TAIPEI (Taiwan News) — China has called comparing Taiwan and Ukraine an act of “malicious hyping” and has dodged foreign press questions about its view on Russia declaring the independence of Luhansk and Donetsk.
During the Taiwan Affairs Office’s routine press conference on Wednesday (Feb. 23), Spokesperson Ma Xiaoguang (馬曉光) responded to a reporter’s question pertaining to the Taiwan government’s statement that Taiwan empathizes with Ukraine. “Such ‘empathy’ comes from self-indulgence,” said Ma, who insisted that “Taiwan is an indivisible part of China” and thus “the Taiwan problem is part of China’s domestic politics.”
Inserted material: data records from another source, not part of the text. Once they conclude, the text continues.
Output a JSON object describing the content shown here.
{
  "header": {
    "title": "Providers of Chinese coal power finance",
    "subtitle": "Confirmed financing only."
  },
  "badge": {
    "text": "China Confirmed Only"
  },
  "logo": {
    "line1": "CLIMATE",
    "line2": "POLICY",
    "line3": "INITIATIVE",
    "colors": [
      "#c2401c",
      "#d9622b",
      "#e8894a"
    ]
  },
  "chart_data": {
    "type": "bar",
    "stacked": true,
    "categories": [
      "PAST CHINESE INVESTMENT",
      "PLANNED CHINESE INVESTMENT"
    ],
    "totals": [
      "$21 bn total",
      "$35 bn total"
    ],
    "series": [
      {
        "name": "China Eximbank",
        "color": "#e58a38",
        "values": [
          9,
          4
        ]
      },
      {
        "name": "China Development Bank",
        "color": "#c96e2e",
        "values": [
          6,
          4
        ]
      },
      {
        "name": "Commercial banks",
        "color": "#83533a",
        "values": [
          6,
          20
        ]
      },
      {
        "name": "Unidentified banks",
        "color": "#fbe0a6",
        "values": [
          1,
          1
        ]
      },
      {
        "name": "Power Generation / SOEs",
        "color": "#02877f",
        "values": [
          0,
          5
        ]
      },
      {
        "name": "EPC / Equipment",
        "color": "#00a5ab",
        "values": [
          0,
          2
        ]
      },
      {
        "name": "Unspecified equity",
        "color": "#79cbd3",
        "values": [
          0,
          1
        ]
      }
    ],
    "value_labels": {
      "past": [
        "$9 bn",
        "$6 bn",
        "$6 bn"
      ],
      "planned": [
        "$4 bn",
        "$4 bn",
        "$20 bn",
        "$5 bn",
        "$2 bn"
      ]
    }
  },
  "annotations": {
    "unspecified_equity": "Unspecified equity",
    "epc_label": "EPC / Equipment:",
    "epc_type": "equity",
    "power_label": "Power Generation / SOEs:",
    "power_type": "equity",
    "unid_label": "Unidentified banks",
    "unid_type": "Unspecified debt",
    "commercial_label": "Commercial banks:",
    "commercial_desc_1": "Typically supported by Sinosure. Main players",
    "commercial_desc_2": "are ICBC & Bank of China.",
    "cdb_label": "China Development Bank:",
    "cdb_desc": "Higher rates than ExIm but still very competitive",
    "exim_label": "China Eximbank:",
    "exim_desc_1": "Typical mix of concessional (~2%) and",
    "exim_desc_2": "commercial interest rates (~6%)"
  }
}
He claimed that the Taiwanese government has been “working with the American and Western discussions to maliciously hype up the so-called Chinese ‘military threat,’” which is a “scheme to ‘internationalize’ the Taiwan problem.”
Just the day before, the Chinese Ministry of Foreign Affairs answered several foreign reporters’ questions about China’s stance on Ukrainian separatism by repeating multiple times, “China’s stance on the Ukraine issue has been persistent.” However, foreign ministry spokesperson Wang Wenbin (汪文斌) did not explain what “China’s persistent stance” was.
“Any country’s reasonable security concerns should be respected… China will continue to contact various parties according to the issue’s own right and wrong,” Wang said in response to Agence France-Presse’s question on whether China agreed that Russia’s recognition of Ukraine’s “separatist regions” infringed upon Ukraine’s sovereignty.
When asked by Reuters if China acknowledged that “The Republic of Donetsk” and “The Republic of Luhansk” were new, independent countries, Wang answered, “I have introduced China’s stance on the Ukraine issue just now. The Ukraine issue comes with complex historical, geographical, and realistic factors, China’s stance on the Ukraine issue has been persistent, clear, and has not changed.”
He repeated the statement several times as the press conference progressed, including when The New York Times compared Russia’s insistence that Ukraine is not an independent country to China’s insistence that Taiwan is part of its territory. Wang emphasized that “Taiwan is an indivisible part of China.”
Bloomberg reporter Matthew Brooker tweeted about China’s “tricky dilemma,” writing that its avoidance of addressing the issue stems from the fact that “accepting Putin’s actions means endorsing separatism.”
“If Donetsk and Luhansk can be independent nations, then why not Taiwan?” Brooker wrote.